MyMy Mother Said I Never Should'. - The most widely performed play ever written by a woman
Written by Charlotte Keatley, My Mother Said I Never Should is is the most widely performed play ever written by a woman having been produced in thirty-one countries worldwide.
Premiered in 1987 it is now studied at GCSE, A Level and in Universities and Drama Schools.
This revival production by London Classic Theatre, directed by the company’s Artistic Director, Michael Cabot, has come to Eastbourne as part of a three month nation-wide tour.
The play opens with carefree girls singing the age-old skipping song which gives the play its title.
The setting is derelict industrial waste ground and one to which the action frequently returns over the ensuing half century.
During this period, 1940 to 1987, the play traces the complex relationships of mothers and daughters and reveals the secrets and lies which so often form part of the fabric of everyday family life.
War-time Manchester, with bleak air-raid shelters and sirens, finds Doris (Carole Dance) seeking to instil the virtues of hard work into her nine-year old daughter, Margaret (Connie Walker). But it soon becomes apparent that life never turns out as planned.

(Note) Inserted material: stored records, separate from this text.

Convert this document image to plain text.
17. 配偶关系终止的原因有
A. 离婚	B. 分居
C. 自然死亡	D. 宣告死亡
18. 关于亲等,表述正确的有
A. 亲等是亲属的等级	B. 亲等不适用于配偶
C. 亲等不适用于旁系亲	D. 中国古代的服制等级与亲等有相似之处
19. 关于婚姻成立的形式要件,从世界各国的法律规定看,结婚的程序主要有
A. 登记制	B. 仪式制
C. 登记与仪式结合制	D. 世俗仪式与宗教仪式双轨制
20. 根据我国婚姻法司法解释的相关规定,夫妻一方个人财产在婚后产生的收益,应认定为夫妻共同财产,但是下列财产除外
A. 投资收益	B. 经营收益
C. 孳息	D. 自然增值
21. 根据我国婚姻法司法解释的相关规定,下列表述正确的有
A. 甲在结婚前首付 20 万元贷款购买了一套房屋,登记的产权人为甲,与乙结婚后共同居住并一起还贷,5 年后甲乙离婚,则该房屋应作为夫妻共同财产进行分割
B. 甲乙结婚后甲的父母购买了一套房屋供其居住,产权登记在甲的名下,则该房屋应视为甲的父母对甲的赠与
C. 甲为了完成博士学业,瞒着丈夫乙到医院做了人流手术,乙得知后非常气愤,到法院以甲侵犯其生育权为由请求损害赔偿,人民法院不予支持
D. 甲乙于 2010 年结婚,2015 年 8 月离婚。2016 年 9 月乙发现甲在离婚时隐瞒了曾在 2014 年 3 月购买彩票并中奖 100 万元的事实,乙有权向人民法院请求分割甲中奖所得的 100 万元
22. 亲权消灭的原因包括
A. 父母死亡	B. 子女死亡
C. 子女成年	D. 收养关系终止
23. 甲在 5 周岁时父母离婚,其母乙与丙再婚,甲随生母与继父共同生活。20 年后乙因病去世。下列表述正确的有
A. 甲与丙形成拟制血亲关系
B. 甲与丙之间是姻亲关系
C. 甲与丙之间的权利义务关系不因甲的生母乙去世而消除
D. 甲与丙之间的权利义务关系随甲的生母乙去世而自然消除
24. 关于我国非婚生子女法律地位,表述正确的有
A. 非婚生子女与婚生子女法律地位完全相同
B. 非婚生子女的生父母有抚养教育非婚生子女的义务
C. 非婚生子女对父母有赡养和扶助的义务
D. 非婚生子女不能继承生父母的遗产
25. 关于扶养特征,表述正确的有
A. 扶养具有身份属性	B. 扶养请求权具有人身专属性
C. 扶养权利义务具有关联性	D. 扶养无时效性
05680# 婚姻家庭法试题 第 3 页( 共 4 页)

Margaret grows up, gets married and leaves Lancashire for London. Her own daughter, Jackie (Kathryn Ritchie), becomes an art student, and soon pregnant gives birth to Rosie (Felicity Houlbrooke) who, in a crucial decision, is handed over to Margaret to be brought up as if she was her own child.
Sensitively designed by Bek Palmer, with costumes accurately reflecting changing fashions over the years, the play adopts a non-linear timeline structure which occasionally requires a ‘second take’ to know exactly ho is where, why, and when. Despite listing ‘Landmarks for Women 1900-2018’ in the programme there is surprisingly little reference to any of these in the play.
One scene which does, however, resonate is when in the aftermath of Doris passing away her family is sorting through her clothes and photographs.
This poignantly highlights the passing of time which, for better or worse, continues to affect us all.
My Mother Said I Never Should runs at the Devonshire Park Theatre until Saturday (November 10).